Chestnuts roasting on an open fire. Jack Frost nipping at your nose … A classic song with Nat King Cole. At this very moment, the new harvest of chestnuts has arrived and its high time to enjoy the seasonal goddess!

Chestnuts are grown mainly in southern Europe and are extremely popular in France, England and Italy, and especially in Corsica.
This year I was lucky to find Dutch chestnuts grown almost very close to where we live!

Buying fresh chestnuts

Once you find them, select chestnuts that are heavy for their size with tight, shiny skin. Avoid nuts that have mold on their surface or rattle in their shell—this means they’re old.
Store the chestnuts dry, cool and dark. They should be eaten within a few weeks.
Should you already have peeled them, store them in the fridge in an airtight container and enjoy them as soon as possible or within a few days (or put them in an airtight container in the freezer).

Preparing the chestnuts

Always cut the chestnuts in the top before getting started! Cut a cross with a serrated knife at the tip of each chestnut. This will prevent the chestnuts from exploding in the oven, which can cause a certain amount of extra cleaning job… The cross will also make it much easier to peel the chestnut later.

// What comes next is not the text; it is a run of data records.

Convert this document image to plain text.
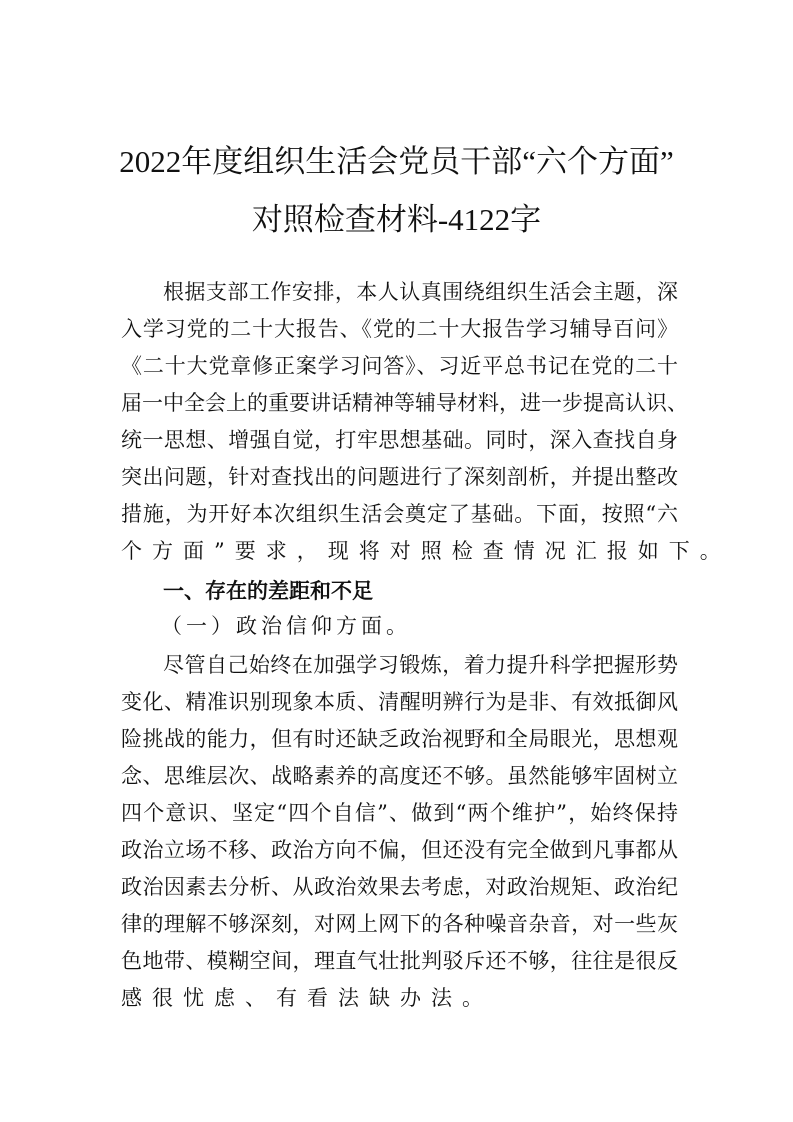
2022年度组织生活会党员干部“六个方面”
对照检查材料-4122字
根据支部工作安排，本人认真围绕组织生活会主题，深
入学习党的二十大报告、《党的二十大报告学习辅导百问》
《二十大党章修正案学习问答》、习近平总书记在党的二十
届一中全会上的重要讲话精神等辅导材料，进一步提高认识、
统一思想、增强自觉，打牢思想基础。同时，深入查找自身
突出问题，针对查找出的问题进行了深刻剖析，并提出整改
措施，为开好本次组织生活会奠定了基础。下面，按照“六
个方面”要求，现将对照检查情况汇报如下。
一、存在的差距和不足
（一）政治信仰方面。
尽管自己始终在加强学习锻炼，着力提升科学把握形势
变化、精准识别现象本质、清醒明辨行为是非、有效抵御风
险挑战的能力，但有时还缺乏政治视野和全局眼光，思想观
念、思维层次、战略素养的高度还不够。虽然能够牢固树立
四个意识、坚定“四个自信”、做到“两个维护”，始终保持
政治立场不移、政治方向不偏，但还没有完全做到凡事都从
政治因素去分析、从政治效果去考虑，对政治规矩、政治纪
律的理解不够深刻，对网上网下的各种噪音杂音，对一些灰
色地带、模糊空间，理直气壮批判驳斥还不够，往往是很反
感很忧虑、有看法缺办法。
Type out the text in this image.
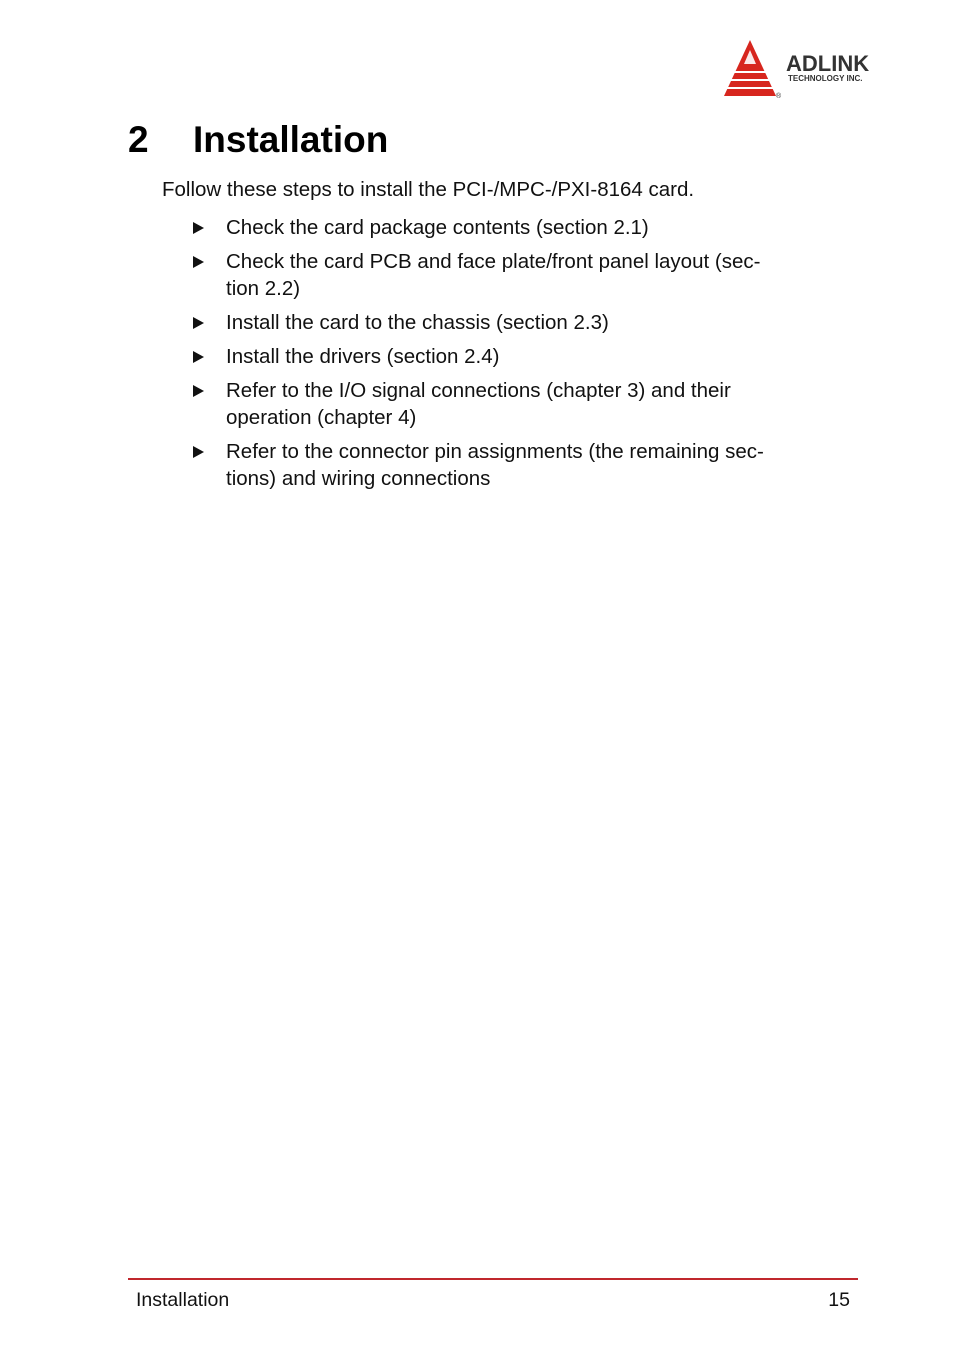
ADLINK
TECHNOLOGY INC.
®
2 Installation

Follow these steps to install the PCI-/MPC-/PXI-8164 card.

Check the card package contents (section 2.1)
Check the card PCB and face plate/front panel layout (sec-
tion 2.2)
Install the card to the chassis (section 2.3)
Install the drivers (section 2.4)
Refer to the I/O signal connections (chapter 3) and their
operation (chapter 4)
Refer to the connector pin assignments (the remaining sec-
tions) and wiring connections
Installation	15
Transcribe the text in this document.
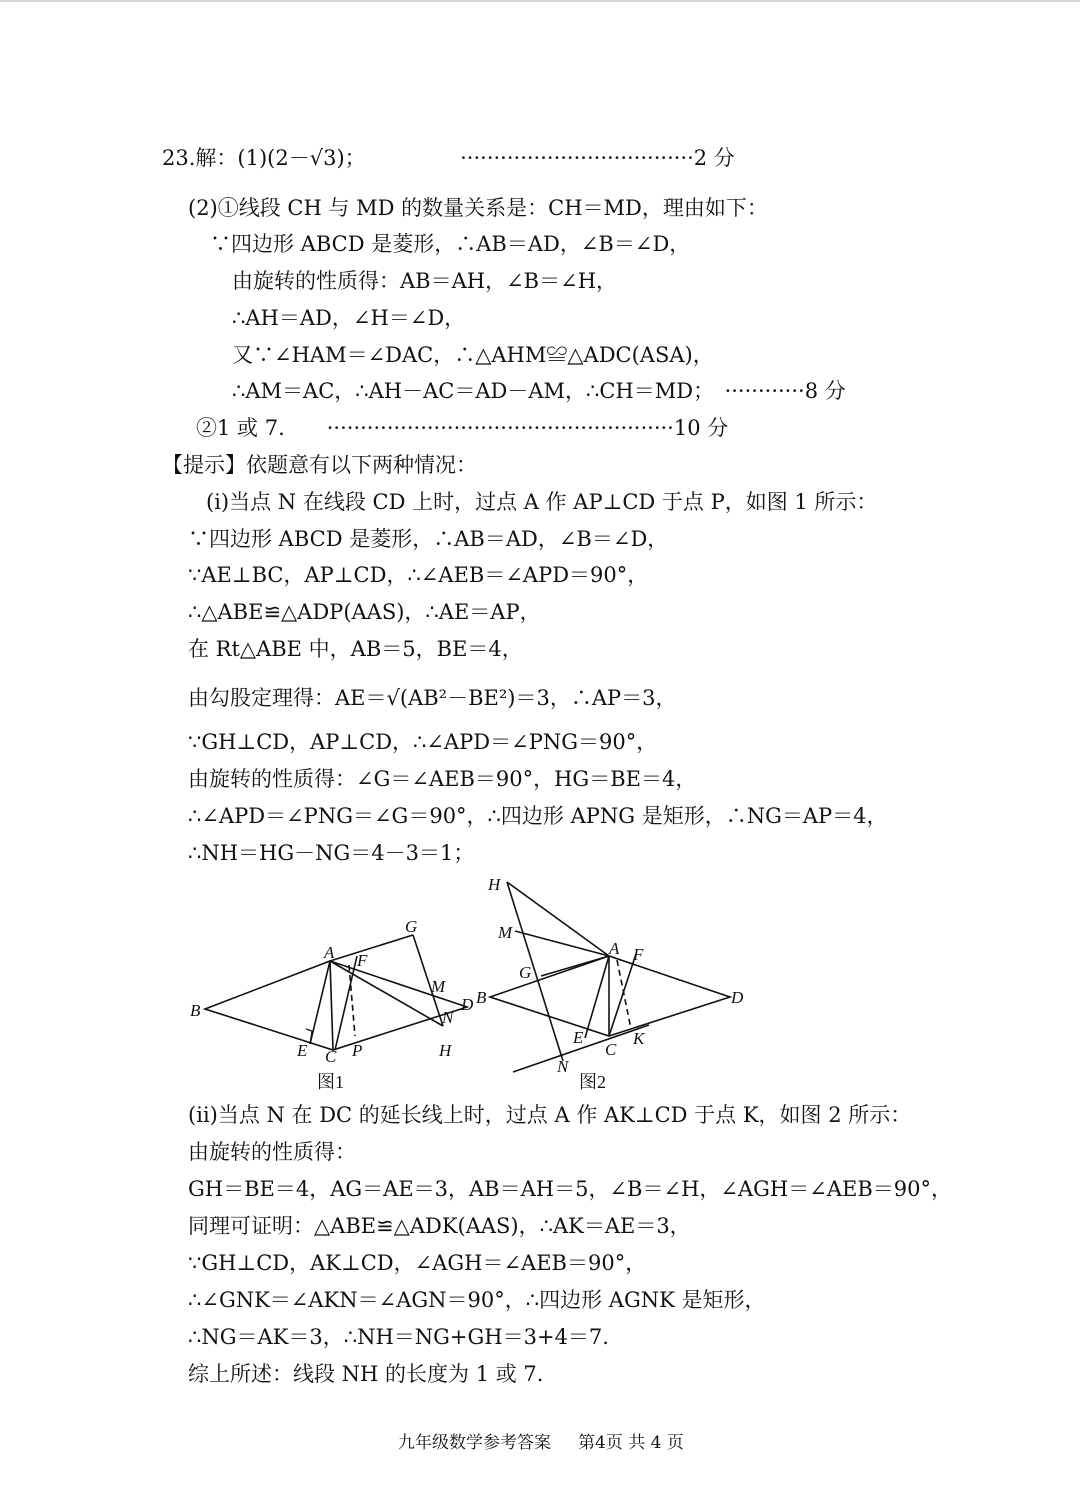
23.解：(1)(2－√3)；　　　　　···································2 分
(2)①线段 CH 与 MD 的数量关系是：CH＝MD，理由如下：
∵四边形 ABCD 是菱形，∴AB＝AD，∠B＝∠D，
由旋转的性质得：AB＝AH，∠B＝∠H，
∴AH＝AD，∠H＝∠D，
又∵∠HAM＝∠DAC，∴△AHM≌△ADC(ASA)，
∴AM＝AC，∴AH－AC＝AD－AM，∴CH＝MD；　············8 分
②1 或 7.　　····················································10 分
【提示】依题意有以下两种情况：
(ⅰ)当点 N 在线段 CD 上时，过点 A 作 AP⊥CD 于点 P，如图 1 所示：
∵四边形 ABCD 是菱形，∴AB＝AD，∠B＝∠D，
∵AE⊥BC，AP⊥CD，∴∠AEB＝∠APD＝90°，
∴△ABE≌△ADP(AAS)，∴AE＝AP，
在 Rt△ABE 中，AB＝5，BE＝4，
由勾股定理得：AE＝√(AB²－BE²)＝3，∴AP＝3，
∵GH⊥CD，AP⊥CD，∴∠APD＝∠PNG＝90°，
由旋转的性质得：∠G＝∠AEB＝90°，HG＝BE＝4，
∴∠APD＝∠PNG＝∠G＝90°，∴四边形 APNG 是矩形，∴NG＝AP＝4，
∴NH＝HG－NG＝4－3＝1；
B
A F
G
M
D
N
H
E C P
图1
H
M
G
B
A F
D
E
C
K
N
图2
(ⅱ)当点 N 在 DC 的延长线上时，过点 A 作 AK⊥CD 于点 K，如图 2 所示：
由旋转的性质得：
GH＝BE＝4，AG＝AE＝3，AB＝AH＝5，∠B＝∠H，∠AGH＝∠AEB＝90°，
同理可证明：△ABE≌△ADK(AAS)，∴AK＝AE＝3，
∵GH⊥CD，AK⊥CD，∠AGH＝∠AEB＝90°，
∴∠GNK＝∠AKN＝∠AGN＝90°，∴四边形 AGNK 是矩形，
∴NG＝AK＝3，∴NH＝NG+GH＝3+4＝7.
综上所述：线段 NH 的长度为 1 或 7.
九年级数学参考答案 第4页 共 4 页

The chestnuts can be enjoyed in several ways, the way that Nat King Cole is singing about is one of the most cozy ones, in front of the open fire in a wintry landscape.
After you roasted the chestnuts you eat them with butter and a pinch of good salt. Surely a little bit fiddly to do but oh so nice to do together! I remember it myself as one of the highlights of the winter from my childhood, oh that made me sound very old haha!

Ovenbaked chestnuts

If you’re not a happy owner of a fireplace, it’s also works perfect to roast the chestnuts in the oven.
Preheat the oven at 200° C. Take a deep oven tray and your nice chestnuts.
Place the chestnuts on the tray, cut a cross in every chestnut and place the oven tray in the oven. Remove the tray after about 12 minutes and turn all chestnuts to avoid burning.
Place the tray back in the oven and bake for another 12 minutes.
Prepare a bowl and place a kitchen cloth in it, pour in the hot chestnuts and immediately cover them with the towel.
Take a few out at a time and rub with a towel to make the shell loosen slightly. The warmer the chestnuts are, the easier it is to peel them but watch out, it’s very easy to burn your fingers!

If you have the opportunity (and time!) it’s easier not to roast too many chestnuts at once but divide them. This way you have enough time to peel the chestnuts before they cool down to much that the inner shell will “reattach” to the chestnut.
It is important to remove the inner shell from the chestnut as it is both hard and very unpleasant  to get in your mouth.
If you want to make it easier for yourself, you can also find vacuum-packed chestnuts that are already peeled. Then you can easily start cooking instead.

Boiled chestnuts

Another way to get rid of the hard shell from the chestnuts is to boil them. Boiled chestnuts have a different taste than the oven-roasted ones and have a sweeter taste. With these you can easily make a puree, a pasta sauce or even a paté (recipe coming soon).
Place the chestnuts in boiling water and then pull the pan from the heat and cover with a lid. Let them soak in the water for an hour and then cut the skin open. This way, it´s easier to get out beautiful, whole chestnuts. It think it really works great!

Ready-made chestnut puree

You can also buy ready-made chestnut puree in a can. You can find it in both a sweet and unsweetened version. They usually smell quite disgusting (honestly, something like cat food…) when they are opened but somehow it disappears later and they work fine for both desserts or creamy sauces. And don’t worry, the horrible smell will for sure go away when making something with it!

Chestnut flour

Finally, you can buy chestnut flour made of dried and grounded chestnuts. Be sure to look at the shelf life on the package for the flour.
The flour is at its best between November and January when it is freshly grounded. Just like other nuts, chestnuts and chestnut flour get rancid quite soon if not used. Store an opened bag of flour in an airtight container with lid in the freezer.
With the flour you can bake cakes, make gnocchi, polenta and even pasta!

Last year I posted two recipes for a good soup of chestnut and crispy sage and a chocolate truffle with chestnut on the blog. Soon I will post more recipes with chestnut!

Do you eat chestnuts? What is your favorite way of cooking with them? I look forward to read your stories!

PS! Chestnuts should not be confused with horse chestnuts that are poison to the human!